Gli squali vivono sulla Terra da più di 400 milioni di anni e, nel corso dei millenni, non hanno potuto far altro che adottare e sviluppare diverse strategie riproduttive per sopravvivere e portare avanti la specie. Gli squali sono animali a sessi separati, ovvero possono essere o maschi o femmine: i maschi, a differenza delle femmine, presentano due prolungamenti delle pinne pelviche chiamati pterigopodi, emi-peni che vengono utilizzati per trasferire gli spermatozoi all’interno della femmina. La fecondazione è sempre interna e avviene grazie all’incontro e all’atto riproduttivo dei due sessi. Sono comunque stati osservati casi di ermafroditismo, seppur molto rari e legati a mutazioni genetiche. Gli squali presentano tre tipi di riproduzione: l’oviparità, l’ovoviviparità e la viviparità.
La maggior parte degli squali è ovipara e il piccolo si sviluppa all’interno di un uovo coriaceo, chiamato anche “borsellino delle sirene” che viene deposto sul fondo. Le uova possono avere forme e dimensioni diverse e possiedono alle estremità dei filamenti con cui si attaccano alle gorgonie o ad altri oggetti sommersi. Le uova possiedono una grande quantità di tuorlo contenuto all’interno di un sacco vitellino attaccato all’addome del piccolo che gli fornisce l’energia necessaria allo sviluppo. Durante la crescita, il sacco scompare rapidamente e, al momento della fuoriuscita dall’uovo, il piccolo è del tutto sviluppato e avrà occhi e coda proporzionalmente più grandi rispetto all’adulto. Gli squali che adottano l’oviparità per riprodursi sono in genere squali che vivono a stretto contatto col fondo e di piccola o media dimensione come il gattuccio, il gattopardo, lo squalo zebra e lo squalo di Portjackson.
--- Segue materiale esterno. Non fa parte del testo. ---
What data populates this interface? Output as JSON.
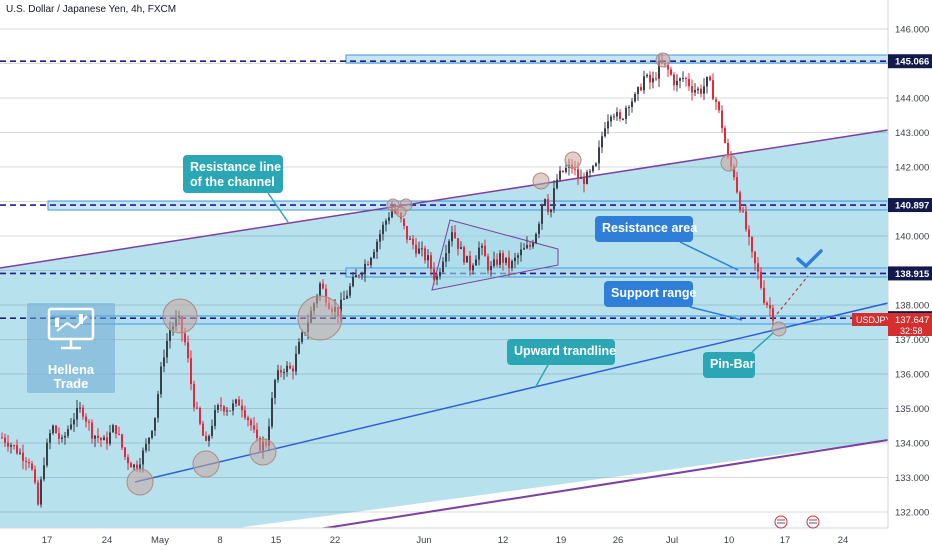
{
  "header": {
    "title": "U.S. Dollar / Japanese Yen, 4h, FXCM"
  },
  "logo": {
    "line1": "Hellena",
    "line2": "Trade"
  },
  "colors": {
    "background": "#ffffff",
    "channel_fill": "#a9dcea",
    "up_candle": "#3a3f4a",
    "down_candle": "#e8283a",
    "level_line": "#1a1f8c",
    "channel_border": "#7d3fa0",
    "trendline": "#2d5fd6",
    "zone_fill": "#b4d8f0",
    "zone_border": "#3a9bd9",
    "callout_teal": "#2aa6b5",
    "callout_blue": "#2f7fd8",
    "price_tag_navy": "#131a4b",
    "price_tag_red": "#d32f2f",
    "circle_fill": "#c9a8a0",
    "checkmark": "#2f7fd8"
  },
  "chart_data": {
    "type": "candlestick",
    "symbol": "USDJPY",
    "timeframe": "4h",
    "x_tick_labels": [
      "17",
      "24",
      "May",
      "8",
      "15",
      "22",
      "Jun",
      "12",
      "19",
      "26",
      "Jul",
      "10",
      "17",
      "24"
    ],
    "y_tick_labels": [
      "132.000",
      "133.000",
      "134.000",
      "135.000",
      "136.000",
      "137.000",
      "138.000",
      "139.000",
      "140.000",
      "141.000",
      "142.000",
      "143.000",
      "144.000",
      "145.000",
      "146.000"
    ],
    "ylim": [
      131.7,
      146.3
    ],
    "price_path": [
      [
        0,
        134.2
      ],
      [
        10,
        134.0
      ],
      [
        20,
        133.7
      ],
      [
        30,
        133.5
      ],
      [
        38,
        132.2
      ],
      [
        44,
        133.5
      ],
      [
        52,
        134.5
      ],
      [
        62,
        134.0
      ],
      [
        72,
        134.7
      ],
      [
        82,
        135.0
      ],
      [
        92,
        134.3
      ],
      [
        105,
        134.0
      ],
      [
        115,
        134.5
      ],
      [
        125,
        133.6
      ],
      [
        135,
        133.3
      ],
      [
        145,
        133.8
      ],
      [
        155,
        134.8
      ],
      [
        163,
        136.5
      ],
      [
        170,
        137.3
      ],
      [
        178,
        137.6
      ],
      [
        186,
        136.8
      ],
      [
        193,
        135.3
      ],
      [
        200,
        134.5
      ],
      [
        206,
        133.9
      ],
      [
        213,
        134.7
      ],
      [
        220,
        135.1
      ],
      [
        230,
        135.0
      ],
      [
        240,
        135.2
      ],
      [
        250,
        134.6
      ],
      [
        258,
        133.9
      ],
      [
        266,
        134.0
      ],
      [
        275,
        135.8
      ],
      [
        283,
        136.2
      ],
      [
        292,
        136.1
      ],
      [
        300,
        136.9
      ],
      [
        310,
        137.7
      ],
      [
        320,
        138.6
      ],
      [
        330,
        138.0
      ],
      [
        338,
        137.8
      ],
      [
        348,
        138.4
      ],
      [
        358,
        138.9
      ],
      [
        368,
        139.3
      ],
      [
        376,
        139.8
      ],
      [
        385,
        140.4
      ],
      [
        392,
        140.8
      ],
      [
        400,
        140.5
      ],
      [
        408,
        139.9
      ],
      [
        418,
        139.6
      ],
      [
        428,
        139.3
      ],
      [
        436,
        138.7
      ],
      [
        444,
        139.5
      ],
      [
        452,
        140.2
      ],
      [
        460,
        139.6
      ],
      [
        470,
        139.1
      ],
      [
        480,
        139.7
      ],
      [
        490,
        139.0
      ],
      [
        500,
        139.4
      ],
      [
        510,
        139.1
      ],
      [
        520,
        139.5
      ],
      [
        530,
        139.7
      ],
      [
        538,
        140.3
      ],
      [
        544,
        141.3
      ],
      [
        550,
        140.6
      ],
      [
        556,
        141.6
      ],
      [
        564,
        141.9
      ],
      [
        572,
        142.0
      ],
      [
        580,
        141.6
      ],
      [
        588,
        141.7
      ],
      [
        596,
        142.0
      ],
      [
        604,
        143.2
      ],
      [
        612,
        143.7
      ],
      [
        620,
        143.3
      ],
      [
        628,
        143.9
      ],
      [
        636,
        144.0
      ],
      [
        644,
        144.6
      ],
      [
        652,
        144.4
      ],
      [
        660,
        145.0
      ],
      [
        668,
        144.8
      ],
      [
        676,
        144.4
      ],
      [
        684,
        144.6
      ],
      [
        692,
        144.3
      ],
      [
        700,
        144.2
      ],
      [
        708,
        144.5
      ],
      [
        716,
        143.9
      ],
      [
        722,
        143.2
      ],
      [
        728,
        142.2
      ],
      [
        734,
        141.8
      ],
      [
        740,
        140.9
      ],
      [
        746,
        140.2
      ],
      [
        752,
        139.4
      ],
      [
        758,
        138.9
      ],
      [
        764,
        138.2
      ],
      [
        770,
        137.9
      ],
      [
        775,
        137.6
      ]
    ],
    "current_price": "137.647",
    "countdown": "32:58",
    "levels": [
      {
        "value": 145.066,
        "label": "145.066"
      },
      {
        "value": 140.897,
        "label": "140.897"
      },
      {
        "value": 138.915,
        "label": "138.915"
      },
      {
        "value": 137.619,
        "label": "137.619"
      }
    ],
    "annotations": [
      {
        "text": "Resistance line\nof the channel",
        "style": "teal"
      },
      {
        "text": "Resistance area",
        "style": "blue"
      },
      {
        "text": "Support range",
        "style": "blue"
      },
      {
        "text": "Upward trandline",
        "style": "teal"
      },
      {
        "text": "Pin-Bar",
        "style": "teal"
      }
    ]
  }
}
L’ovoviviparità, invece, prevede che le uova vengano trattenute all’interno del corpo della madre per fornirgli maggiore protezione. Una volta che il piccolo avrà completato il suo sviluppo all’interno dell’uovo, uscirà completamente formato dal corpo della madre. Questa strategia è adottata, ad esempio, dallo squalo bianco, dal mako, dallo squalo toro, dallo squalo volpe, dallo squalo elefante, dallo squalo tigre e dallo squalo balena. Ci sono casi però in cui il piccolo, una volta consumato il contenuto dell’uovo, si nutre delle altre uova non fecondate e, in tal caso, i nascituri saranno pochi e di dimensioni notevoli: questa strategia è chiamata oofagia ed è presente, ad esempio, nello squalo bianco. Esistono anche casi di cannibalismo intrauterino (o adelfofagia) in cui, una volta che il piccolo ha terminato il contenuto dell’uovo, non solo si nutre delle altre uova non fecondate, ma anche degli altri fratelli e sorelle in via di sviluppo. Alla fine, nascerà un solo piccolo, il più forte: questa strategia è tipica dello squalo toro che partorisce solo due piccoli alla volta presenti nei due uteri materni.
La viviparità, infine, prevede l’assenza dell’uovo e la presenza di una placenta funzionalmente simile a quella dei mammiferi da cui il piccolo ricava le sostanze nutritive. Al momento della nascita, i piccoli, come per gli altri due tipi di riproduzione, sono del tutto formati. Questa strategia è tipica, ad esempio, degli squali grigi, della verdesca, dello squalo limone, dello squalo pinna nera, degli squali martello e dello squalo leuca.
Esiste in realtà un’ulteriore modalità di riproduzione fra gli squali, sebbene molto rara: la partenogenesi, ovvero lo sviluppo di un uovo senza fecondazione da parte degli spermatozoi. Un esempio è rappresentato dallo squalo martello dal berretto: una femmina, che viveva in acquario con altre due femmine della stessa specie e in assenza di maschi, ha dato alla luce un piccolo dopo tre anni. Sebbene fosse possibile che la femmina avesse trattenuto lo sperma di un accoppiamento con un maschio avvenuto prima della sua cattura, il DNA dello squalo neonato è risultato simile a quello di una delle femmine presenti in acquario, senza evidenze di DNA maschile!